Director of the Glasgow-based Legal Services Agency, Paul Brown, warned the step “would result in the collapse of access to core areas of civil justice for the most vulnerable in our society”, while Mike Dailly, principal solicitor of the Govan Law Centre, writing on behalf of the Scottish Association of Law Centres, labelled it a “socially regressive proposal that would penalise the most vulnerable and disadvantaged people in our society, taking Scotland backwards in time by more than half a century, to a pre-1950 era when there was no civil legal aid”. Responses have been invited from across the legal profession as well as the Scottish Government and SLAB.

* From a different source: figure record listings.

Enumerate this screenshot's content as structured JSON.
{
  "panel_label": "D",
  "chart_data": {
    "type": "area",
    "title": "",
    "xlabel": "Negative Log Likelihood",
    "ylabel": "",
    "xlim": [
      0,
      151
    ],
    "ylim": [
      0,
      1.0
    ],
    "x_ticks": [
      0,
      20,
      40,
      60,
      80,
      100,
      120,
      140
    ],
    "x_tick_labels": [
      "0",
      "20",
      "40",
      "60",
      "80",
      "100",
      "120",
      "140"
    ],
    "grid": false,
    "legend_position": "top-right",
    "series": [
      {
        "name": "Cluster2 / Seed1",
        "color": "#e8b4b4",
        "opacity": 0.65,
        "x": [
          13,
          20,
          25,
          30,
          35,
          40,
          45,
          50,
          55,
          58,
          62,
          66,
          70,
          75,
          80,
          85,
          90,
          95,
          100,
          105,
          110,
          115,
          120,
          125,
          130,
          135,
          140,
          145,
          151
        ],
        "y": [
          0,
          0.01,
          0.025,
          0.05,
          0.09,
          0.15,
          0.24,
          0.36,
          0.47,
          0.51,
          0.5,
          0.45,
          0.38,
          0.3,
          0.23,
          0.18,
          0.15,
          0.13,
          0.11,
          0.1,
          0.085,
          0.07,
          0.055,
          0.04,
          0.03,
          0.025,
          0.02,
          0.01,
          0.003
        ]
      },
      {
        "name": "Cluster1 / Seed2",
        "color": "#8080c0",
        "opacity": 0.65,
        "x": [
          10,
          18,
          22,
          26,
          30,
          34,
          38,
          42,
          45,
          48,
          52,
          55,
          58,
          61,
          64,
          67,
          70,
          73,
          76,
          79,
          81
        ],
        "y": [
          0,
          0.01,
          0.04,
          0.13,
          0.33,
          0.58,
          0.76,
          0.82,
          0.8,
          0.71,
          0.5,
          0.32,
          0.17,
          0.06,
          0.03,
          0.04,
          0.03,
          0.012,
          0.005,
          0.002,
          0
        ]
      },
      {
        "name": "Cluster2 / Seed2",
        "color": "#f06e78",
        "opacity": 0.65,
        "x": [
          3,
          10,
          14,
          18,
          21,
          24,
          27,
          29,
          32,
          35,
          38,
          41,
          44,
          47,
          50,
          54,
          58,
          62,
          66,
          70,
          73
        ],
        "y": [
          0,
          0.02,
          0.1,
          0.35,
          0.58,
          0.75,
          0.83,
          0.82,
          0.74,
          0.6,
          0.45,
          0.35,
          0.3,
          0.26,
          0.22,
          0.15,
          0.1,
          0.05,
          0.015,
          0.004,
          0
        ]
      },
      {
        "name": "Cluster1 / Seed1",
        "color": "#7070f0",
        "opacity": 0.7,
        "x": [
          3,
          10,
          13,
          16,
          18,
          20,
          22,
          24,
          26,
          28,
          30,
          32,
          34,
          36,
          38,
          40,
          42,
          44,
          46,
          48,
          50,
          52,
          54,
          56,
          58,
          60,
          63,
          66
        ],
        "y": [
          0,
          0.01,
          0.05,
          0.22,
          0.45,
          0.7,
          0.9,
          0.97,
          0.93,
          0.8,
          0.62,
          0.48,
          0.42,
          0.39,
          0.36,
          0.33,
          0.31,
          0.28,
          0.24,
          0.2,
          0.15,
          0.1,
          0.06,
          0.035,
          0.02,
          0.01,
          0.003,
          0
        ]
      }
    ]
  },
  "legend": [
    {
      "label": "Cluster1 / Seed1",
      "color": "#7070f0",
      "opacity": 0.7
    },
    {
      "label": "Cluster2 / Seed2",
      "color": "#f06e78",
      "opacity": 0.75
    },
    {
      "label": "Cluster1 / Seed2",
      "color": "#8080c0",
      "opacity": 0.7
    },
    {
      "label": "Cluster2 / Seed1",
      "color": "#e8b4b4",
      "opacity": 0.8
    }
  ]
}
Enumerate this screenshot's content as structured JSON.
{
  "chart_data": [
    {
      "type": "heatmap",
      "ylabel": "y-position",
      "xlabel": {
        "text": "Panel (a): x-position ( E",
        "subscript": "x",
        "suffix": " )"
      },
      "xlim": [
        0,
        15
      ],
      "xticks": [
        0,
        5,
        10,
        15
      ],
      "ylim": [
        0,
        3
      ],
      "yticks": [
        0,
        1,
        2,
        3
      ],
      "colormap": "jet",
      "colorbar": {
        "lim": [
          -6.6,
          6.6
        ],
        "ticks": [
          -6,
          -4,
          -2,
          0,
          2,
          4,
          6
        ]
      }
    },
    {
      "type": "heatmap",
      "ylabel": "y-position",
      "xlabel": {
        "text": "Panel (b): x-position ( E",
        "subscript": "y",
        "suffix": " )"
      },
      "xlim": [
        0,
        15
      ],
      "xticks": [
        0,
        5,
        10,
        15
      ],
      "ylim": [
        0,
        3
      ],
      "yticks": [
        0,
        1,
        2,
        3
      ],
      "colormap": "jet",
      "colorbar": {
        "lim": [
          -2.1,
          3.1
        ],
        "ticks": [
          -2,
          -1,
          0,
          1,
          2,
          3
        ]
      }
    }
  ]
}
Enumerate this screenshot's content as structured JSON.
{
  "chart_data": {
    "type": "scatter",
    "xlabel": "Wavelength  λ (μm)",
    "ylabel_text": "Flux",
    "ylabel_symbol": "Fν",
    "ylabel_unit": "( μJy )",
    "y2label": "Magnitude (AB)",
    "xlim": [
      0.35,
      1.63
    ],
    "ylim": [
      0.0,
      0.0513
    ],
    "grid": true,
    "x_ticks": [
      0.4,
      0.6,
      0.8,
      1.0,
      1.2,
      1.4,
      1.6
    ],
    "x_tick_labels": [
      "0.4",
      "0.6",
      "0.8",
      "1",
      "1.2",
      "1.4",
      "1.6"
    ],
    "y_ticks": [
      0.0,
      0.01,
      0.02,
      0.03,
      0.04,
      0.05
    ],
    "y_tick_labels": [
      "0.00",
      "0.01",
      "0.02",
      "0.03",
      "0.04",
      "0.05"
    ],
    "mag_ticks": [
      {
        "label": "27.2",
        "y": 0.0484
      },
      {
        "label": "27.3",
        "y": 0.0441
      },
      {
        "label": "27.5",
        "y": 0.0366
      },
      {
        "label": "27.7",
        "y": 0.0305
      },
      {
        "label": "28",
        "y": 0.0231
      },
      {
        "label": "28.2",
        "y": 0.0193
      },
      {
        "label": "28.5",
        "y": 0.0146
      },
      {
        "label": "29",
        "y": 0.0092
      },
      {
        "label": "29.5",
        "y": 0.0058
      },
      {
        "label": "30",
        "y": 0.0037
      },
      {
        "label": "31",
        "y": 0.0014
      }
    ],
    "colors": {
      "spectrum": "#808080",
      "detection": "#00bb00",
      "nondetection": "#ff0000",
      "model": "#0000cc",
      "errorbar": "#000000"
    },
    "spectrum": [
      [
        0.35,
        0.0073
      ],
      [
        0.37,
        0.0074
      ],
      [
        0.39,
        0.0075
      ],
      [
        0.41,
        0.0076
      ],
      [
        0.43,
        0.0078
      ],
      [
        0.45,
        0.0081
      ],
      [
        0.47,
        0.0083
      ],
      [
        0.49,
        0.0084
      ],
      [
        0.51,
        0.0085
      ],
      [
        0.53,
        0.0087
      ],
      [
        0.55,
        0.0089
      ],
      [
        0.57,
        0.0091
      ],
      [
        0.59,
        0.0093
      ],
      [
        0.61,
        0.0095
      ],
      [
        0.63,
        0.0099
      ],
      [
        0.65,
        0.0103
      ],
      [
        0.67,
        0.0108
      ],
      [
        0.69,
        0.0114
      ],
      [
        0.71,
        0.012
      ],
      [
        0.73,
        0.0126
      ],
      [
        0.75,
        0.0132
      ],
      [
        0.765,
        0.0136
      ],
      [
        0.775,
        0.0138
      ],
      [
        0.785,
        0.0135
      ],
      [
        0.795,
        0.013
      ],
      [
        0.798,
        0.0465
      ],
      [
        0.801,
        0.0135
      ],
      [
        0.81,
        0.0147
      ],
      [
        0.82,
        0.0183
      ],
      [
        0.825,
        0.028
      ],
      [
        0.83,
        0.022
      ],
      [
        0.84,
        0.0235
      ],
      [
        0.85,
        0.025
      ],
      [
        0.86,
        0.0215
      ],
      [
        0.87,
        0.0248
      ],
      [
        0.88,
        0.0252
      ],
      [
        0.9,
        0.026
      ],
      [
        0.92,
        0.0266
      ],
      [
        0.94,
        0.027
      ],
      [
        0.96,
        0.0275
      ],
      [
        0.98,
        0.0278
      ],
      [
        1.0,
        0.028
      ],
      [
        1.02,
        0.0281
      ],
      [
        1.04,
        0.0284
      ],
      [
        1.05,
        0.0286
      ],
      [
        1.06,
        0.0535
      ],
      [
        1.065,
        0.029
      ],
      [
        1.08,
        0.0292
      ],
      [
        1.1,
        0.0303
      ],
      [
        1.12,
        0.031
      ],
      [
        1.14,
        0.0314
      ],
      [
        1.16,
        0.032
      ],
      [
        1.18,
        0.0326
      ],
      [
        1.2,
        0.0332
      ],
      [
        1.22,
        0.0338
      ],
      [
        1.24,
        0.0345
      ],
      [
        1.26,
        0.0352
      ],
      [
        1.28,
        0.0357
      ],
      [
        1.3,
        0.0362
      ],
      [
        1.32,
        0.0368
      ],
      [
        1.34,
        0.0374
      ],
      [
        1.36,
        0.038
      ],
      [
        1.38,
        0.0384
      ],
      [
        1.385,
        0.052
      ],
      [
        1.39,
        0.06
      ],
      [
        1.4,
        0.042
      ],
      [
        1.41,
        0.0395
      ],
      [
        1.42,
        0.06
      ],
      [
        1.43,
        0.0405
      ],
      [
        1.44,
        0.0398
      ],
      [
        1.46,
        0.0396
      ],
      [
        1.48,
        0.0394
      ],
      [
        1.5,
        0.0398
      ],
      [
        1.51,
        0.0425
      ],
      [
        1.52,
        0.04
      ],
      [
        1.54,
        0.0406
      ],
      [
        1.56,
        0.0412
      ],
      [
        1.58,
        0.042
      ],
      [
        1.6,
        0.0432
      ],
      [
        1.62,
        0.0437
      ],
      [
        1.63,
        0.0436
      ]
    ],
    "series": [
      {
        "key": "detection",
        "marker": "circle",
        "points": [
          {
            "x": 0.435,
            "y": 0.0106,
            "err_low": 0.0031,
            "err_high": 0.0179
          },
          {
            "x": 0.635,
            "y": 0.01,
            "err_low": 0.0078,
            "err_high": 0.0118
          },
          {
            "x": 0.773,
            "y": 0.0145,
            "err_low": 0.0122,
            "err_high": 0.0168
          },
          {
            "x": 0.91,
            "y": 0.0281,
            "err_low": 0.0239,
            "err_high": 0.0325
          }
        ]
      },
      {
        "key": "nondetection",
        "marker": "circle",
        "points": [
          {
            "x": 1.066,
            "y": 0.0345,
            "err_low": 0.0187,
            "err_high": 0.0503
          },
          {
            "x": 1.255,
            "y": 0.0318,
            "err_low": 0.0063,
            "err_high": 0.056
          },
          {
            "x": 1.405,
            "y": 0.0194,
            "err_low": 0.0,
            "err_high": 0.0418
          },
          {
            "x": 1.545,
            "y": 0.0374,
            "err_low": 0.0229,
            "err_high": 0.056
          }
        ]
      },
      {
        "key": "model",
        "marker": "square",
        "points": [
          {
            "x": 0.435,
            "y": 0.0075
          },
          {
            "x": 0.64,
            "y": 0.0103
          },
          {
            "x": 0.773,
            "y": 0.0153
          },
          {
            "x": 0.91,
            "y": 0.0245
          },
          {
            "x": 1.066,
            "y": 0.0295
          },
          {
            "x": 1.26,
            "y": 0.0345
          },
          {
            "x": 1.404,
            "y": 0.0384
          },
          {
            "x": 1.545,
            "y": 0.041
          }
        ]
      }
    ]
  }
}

“It’s hugely important that that [wider] scope remains because when you look at all the different areas that affect individuals, they can have a devastating effect on people’s lives,” says Lancaster. “Particularly, if you look at what is being done in England and Wales and what some have talked about here but not us or the government, some of the areas, if you’re looking at things like housing or debt or employment, these are things that really matter in people’s day-to-day lives.
“Again, if you take an employment problem, good advice at an early stage in an employment problem can help resolve that and prevent knock-on effects. So, if somebody is made redundant and they don’t get their redundancy pay or [are] unfairly dismissed, if they’re reinstated that can then prevent knock-on problems in terms of debt and housing debt and all the rest of those issues that then need further advice to resolve them as well as the impact on the individual. I think the UK Government, in looking at England and Wales, maybe thought those were slightly softer targets – but really, those are things that are fundamental to people’s ability to live their lives.”
Uncertainty still looms over the Scottish Government’s long-term intentions for criminal legal aid. Ministers had pledged to outline their decision on the introduction of contracting in criminal legal aid in October, almost a year on from SLAB submitting its advice. Two months and a ministerial reshuffle later, the profession is still waiting. Likewise, plans for the implementation of criminal contributions remain shrouded in darkness after the scheme, which will see Scots accused of criminal offences – depending on their weekly disposable income – contribute to legal aid costs in summary cases, stalled due to advisory guidance issued by the Law Society to solicitors earlier this year.
“I don’t know how they’ve decided to get round the Law Society’s position on that, but inevitably, there are going to be people who can’t afford what they’re assessed as being able to afford and who will then be unrepresented,” says Solicitor Advocate John Scott, chair of Justice Scotland and the second highest-earning solicitor advocate last year in terms of legal assistance fees.
“I think we’ve seen more of that in England than here and even very senior judges in England have commented quite vehemently just in the past couple of months about unrepresented parties going through the courts and the delays and the expense that that causes. It’s almost as if there’s a message about cutting legal aid, but they ignore the reality which is that by the end of it all, you save neither time nor money because of the allowances that have to be made and the delays caused by people that are representing themselves who don’t know what they’re doing.”